Riporto qui di seguito queste riflessioni che ho trovato su speleoit, so che l’autore ci legge e quindi se non lo desidera posso togliere l’articolo, ma lo trovo interessante molto interessante.
Grazie a Adrea in anticipo

C’è una cosa che non diciamo: Non siamo capaci a lasciar perdere il nostro piccolo orticello.
Dobbiamo guardare oltre, dobbiamo sentirci parte del movimento speleologico nazionale e internazionale, dobbiamo sentirci speleologi: Se il giornalino del quartiere ci contatta per parlare di grotte dovremmo parlare delle grotte del loro quartiere e dire pure che la speleologia non finisce con il nostro gruppo, bisogna raccontare cosa sono gli speleologi.
Se ci contatta la rivista focus o un quotidiano nazionale dobbiamo sentirci Speleologi e parlare della speleologia italiana e mondiale, non di quello che ha fatto il mio ristretto gruppo del mio quartiere. Noi esploriamo piaggiabella, noi esploriamo il carso, noi esploriamo la krubera, noi esploriamo Naica, noi abbiamo la biblioteca speleologica più grande del mondo, noi abbiamo il wish, noi abbiamo il powerpoint, noi collaboriamo con gli archeologi nelle cavità artificiali. Noi siamo speleologi. Ci vuole poco a fare divulgazione se ci rendiamo conto che la speleologia è diventata globale, ma se continuiamo a considere la speleologia l’attività ristretta del nostro gruppo/associazione/fazione, non faremo niente di buono per la divulgazione della speleologia. Questo manca su Focus: o non ci entrava per ragioni di spazio e gli articoli sono stati tagliati, oppure non glielo abbiamo detto. E se non glielo abbiamo detto o se non c’entrava, preoccupiamoci di raccontarglielo per i prossimi numeri/monografie, visto che c’è un canale aperto di contatto.

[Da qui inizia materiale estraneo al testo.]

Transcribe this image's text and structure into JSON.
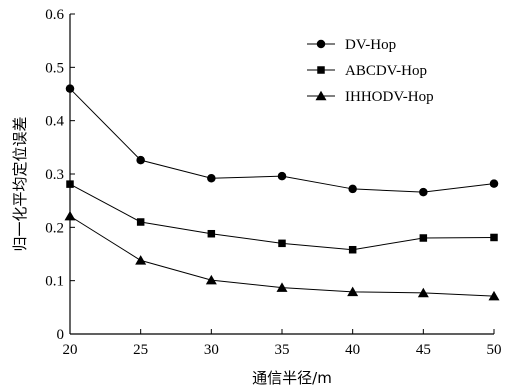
{
  "chart_data": {
    "type": "line",
    "xlabel": "通信半径/m",
    "ylabel": "归一化平均定位误差",
    "x": [
      20,
      25,
      30,
      35,
      40,
      45,
      50
    ],
    "xlim": [
      20,
      50
    ],
    "ylim": [
      0,
      0.6
    ],
    "xticks": [
      "20",
      "25",
      "30",
      "35",
      "40",
      "45",
      "50"
    ],
    "yticks": [
      "0",
      "0.1",
      "0.2",
      "0.3",
      "0.4",
      "0.5",
      "0.6"
    ],
    "grid": false,
    "legend": "top-right",
    "series": [
      {
        "name": "DV-Hop",
        "marker": "circle",
        "values": [
          0.46,
          0.326,
          0.292,
          0.296,
          0.272,
          0.266,
          0.282
        ]
      },
      {
        "name": "ABCDV-Hop",
        "marker": "square",
        "values": [
          0.281,
          0.21,
          0.188,
          0.17,
          0.158,
          0.18,
          0.181
        ]
      },
      {
        "name": "IHHODV-Hop",
        "marker": "triangle",
        "values": [
          0.221,
          0.138,
          0.101,
          0.087,
          0.079,
          0.077,
          0.071
        ]
      }
    ]
  }
}
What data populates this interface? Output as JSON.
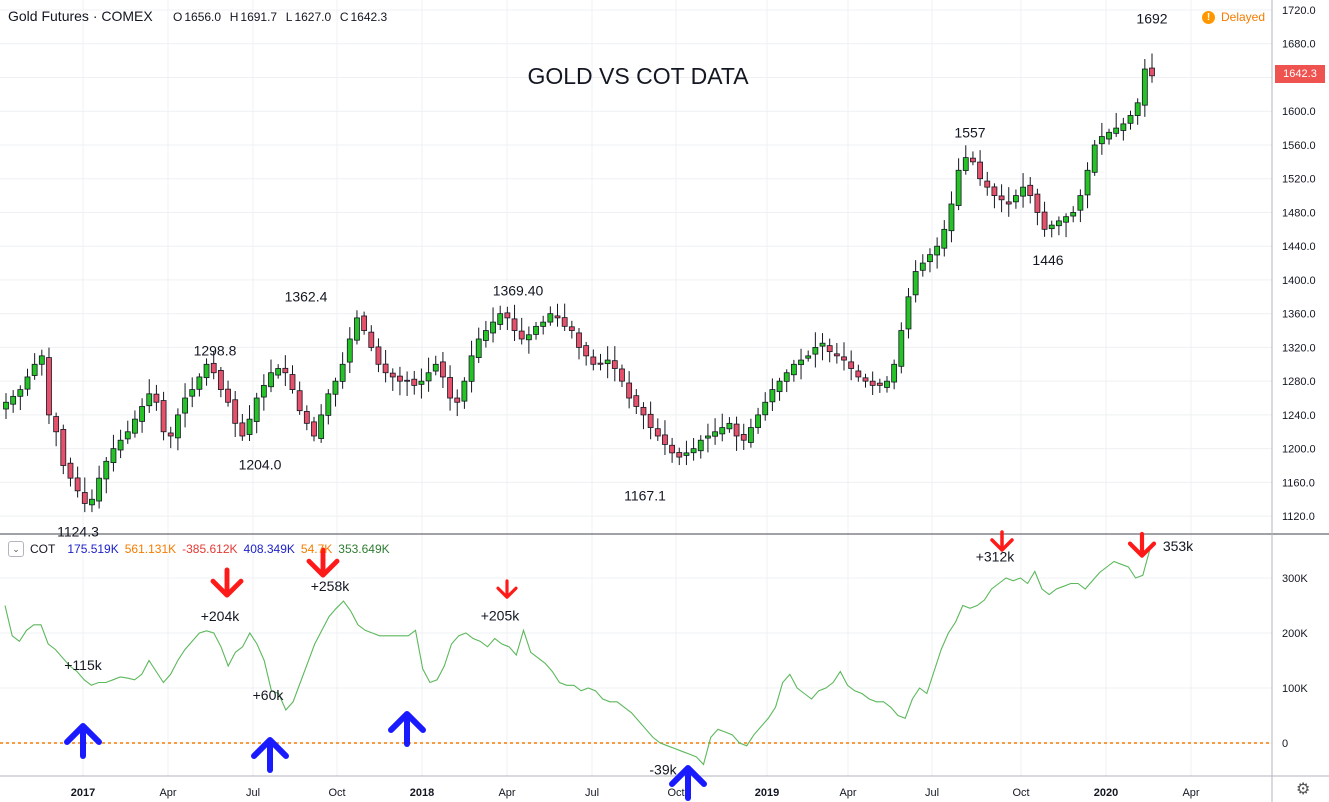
{
  "header": {
    "symbol": "Gold Futures · COMEX",
    "ohlc": [
      {
        "k": "O",
        "v": "1656.0"
      },
      {
        "k": "H",
        "v": "1691.7"
      },
      {
        "k": "L",
        "v": "1627.0"
      },
      {
        "k": "C",
        "v": "1642.3"
      }
    ],
    "status": "Delayed",
    "status_icon": "exclamation-icon"
  },
  "chart_title": "GOLD VS COT DATA",
  "last_price_tag": "1642.3",
  "cot_legend": {
    "name": "COT",
    "values": [
      {
        "v": "175.519K",
        "color": "#1e22c8"
      },
      {
        "v": "561.131K",
        "color": "#f57c00"
      },
      {
        "v": "-385.612K",
        "color": "#e53935"
      },
      {
        "v": "408.349K",
        "color": "#1e22c8"
      },
      {
        "v": "54.7K",
        "color": "#f57c00"
      },
      {
        "v": "353.649K",
        "color": "#2e7d32"
      }
    ]
  },
  "colors": {
    "up": "#26c228",
    "down": "#e5506a",
    "cot_line": "#5cb85c",
    "zero_line": "#f57c00",
    "arrow_up": "#1a1aff",
    "arrow_down": "#ff1a1a",
    "grid": "#eef0f3"
  },
  "chart_data": [
    {
      "type": "candlestick",
      "title": "GOLD VS COT DATA",
      "ylim": [
        1100,
        1720
      ],
      "y_ticks": [
        1120,
        1160,
        1200,
        1240,
        1280,
        1320,
        1360,
        1400,
        1440,
        1480,
        1520,
        1560,
        1600,
        1640,
        1680,
        1720
      ],
      "y_tick_labels": [
        "1120.0",
        "1160.0",
        "1200.0",
        "1240.0",
        "1280.0",
        "1320.0",
        "1360.0",
        "1400.0",
        "1440.0",
        "1480.0",
        "1520.0",
        "1560.0",
        "1600.0",
        "1640.0",
        "1680.0",
        "1720.0"
      ],
      "close_path": [
        1255,
        1262,
        1270,
        1285,
        1300,
        1310,
        1240,
        1220,
        1180,
        1165,
        1150,
        1135,
        1140,
        1165,
        1185,
        1200,
        1210,
        1220,
        1235,
        1250,
        1265,
        1255,
        1220,
        1215,
        1240,
        1260,
        1270,
        1285,
        1300,
        1290,
        1270,
        1255,
        1230,
        1215,
        1235,
        1260,
        1275,
        1290,
        1295,
        1290,
        1270,
        1245,
        1230,
        1215,
        1240,
        1265,
        1280,
        1300,
        1330,
        1355,
        1340,
        1320,
        1300,
        1290,
        1285,
        1280,
        1280,
        1275,
        1280,
        1290,
        1300,
        1285,
        1260,
        1255,
        1280,
        1310,
        1330,
        1340,
        1350,
        1360,
        1355,
        1340,
        1330,
        1335,
        1345,
        1350,
        1360,
        1355,
        1345,
        1340,
        1320,
        1310,
        1300,
        1300,
        1305,
        1295,
        1280,
        1260,
        1250,
        1240,
        1225,
        1215,
        1205,
        1195,
        1190,
        1195,
        1200,
        1210,
        1215,
        1220,
        1225,
        1230,
        1215,
        1210,
        1225,
        1240,
        1255,
        1270,
        1280,
        1290,
        1300,
        1305,
        1310,
        1320,
        1325,
        1315,
        1310,
        1305,
        1295,
        1285,
        1280,
        1275,
        1275,
        1280,
        1300,
        1340,
        1380,
        1410,
        1420,
        1430,
        1440,
        1460,
        1490,
        1530,
        1545,
        1540,
        1520,
        1510,
        1500,
        1495,
        1490,
        1500,
        1510,
        1500,
        1480,
        1460,
        1465,
        1470,
        1475,
        1480,
        1500,
        1530,
        1560,
        1570,
        1575,
        1580,
        1585,
        1595,
        1610,
        1650,
        1642
      ],
      "labels": [
        {
          "text": "1124.3",
          "value": 1124.3,
          "position": "below"
        },
        {
          "text": "1298.8",
          "value": 1298.8,
          "position": "above"
        },
        {
          "text": "1204.0",
          "value": 1204.0,
          "position": "below"
        },
        {
          "text": "1362.4",
          "value": 1362.4,
          "position": "above"
        },
        {
          "text": "1369.40",
          "value": 1369.4,
          "position": "above"
        },
        {
          "text": "1167.1",
          "value": 1167.1,
          "position": "below"
        },
        {
          "text": "1557",
          "value": 1557,
          "position": "above"
        },
        {
          "text": "1446",
          "value": 1446,
          "position": "below"
        },
        {
          "text": "1692",
          "value": 1692,
          "position": "above"
        }
      ]
    },
    {
      "type": "line",
      "name": "COT",
      "ylim": [
        -60,
        370
      ],
      "y_ticks": [
        0,
        100,
        200,
        300
      ],
      "y_tick_labels": [
        "0",
        "100K",
        "200K",
        "300K"
      ],
      "zero_line": 0,
      "values": [
        250,
        195,
        185,
        205,
        215,
        215,
        180,
        170,
        155,
        140,
        130,
        115,
        105,
        110,
        110,
        115,
        120,
        118,
        115,
        125,
        150,
        130,
        110,
        125,
        150,
        170,
        185,
        200,
        204,
        200,
        175,
        140,
        165,
        175,
        200,
        180,
        150,
        95,
        90,
        60,
        75,
        110,
        145,
        180,
        205,
        230,
        245,
        258,
        240,
        215,
        205,
        200,
        195,
        195,
        195,
        195,
        195,
        205,
        135,
        110,
        115,
        140,
        180,
        195,
        200,
        190,
        185,
        175,
        190,
        180,
        175,
        160,
        205,
        165,
        155,
        145,
        130,
        110,
        105,
        105,
        95,
        100,
        95,
        80,
        75,
        75,
        65,
        55,
        40,
        25,
        10,
        0,
        -5,
        -10,
        -15,
        -20,
        -25,
        -39,
        10,
        25,
        20,
        15,
        0,
        -5,
        15,
        30,
        45,
        65,
        110,
        125,
        100,
        90,
        80,
        95,
        100,
        110,
        130,
        105,
        95,
        90,
        80,
        75,
        75,
        65,
        50,
        45,
        80,
        100,
        90,
        130,
        170,
        200,
        220,
        250,
        245,
        250,
        260,
        280,
        290,
        300,
        295,
        300,
        290,
        312,
        280,
        270,
        280,
        285,
        290,
        290,
        280,
        295,
        310,
        320,
        330,
        325,
        320,
        300,
        305,
        353
      ]
    }
  ],
  "x_axis": {
    "labels": [
      "2017",
      "Apr",
      "Jul",
      "Oct",
      "2018",
      "Apr",
      "Jul",
      "Oct",
      "2019",
      "Apr",
      "Jul",
      "Oct",
      "2020",
      "Apr"
    ],
    "bold": [
      true,
      false,
      false,
      false,
      true,
      false,
      false,
      false,
      true,
      false,
      false,
      false,
      true,
      false
    ]
  },
  "cot_annotations": [
    {
      "text": "+115k",
      "value": 115
    },
    {
      "text": "+204k",
      "value": 204
    },
    {
      "text": "+60k",
      "value": 60
    },
    {
      "text": "+258k",
      "value": 258
    },
    {
      "text": "+205k",
      "value": 205
    },
    {
      "text": "-39k",
      "value": -39
    },
    {
      "text": "+312k",
      "value": 312
    },
    {
      "text": "353k",
      "value": 353
    }
  ]
}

Anni fa in occasione di un incidente in grotta mi contattò un giornalista di una radio a diffusione nazionale che mi aveva trovato su internet e mi chiese se ero disponibile per una intervista per raccontare della speleologia in generale e della nostra attività. Quella volta telefonai a Mila Bottegal, che era una delle poche persone di SSI che conoscevo, e chiesi a lei i dati e le chiesi se l’intervista voleva farla lei, che sicuramente conosceva la Speleologia molto meglio di me. Mila mi disse “vai tranquillo falla tu che va benissimo”. E parlai degli speleologi, non dell’UTEC NARNI o delle grotte umbre.

Cresceremo, perchè stiamo diventando globali e le esplorazioni che hanno più successo lo dimostrano: Speleologi provenienti da più gruppi sanno fare molto meglio degli altri. Informiamoci e guardiamoci intorno, leviamoci sigle territoriali e di fazione, sono le ultime strettoie da passare.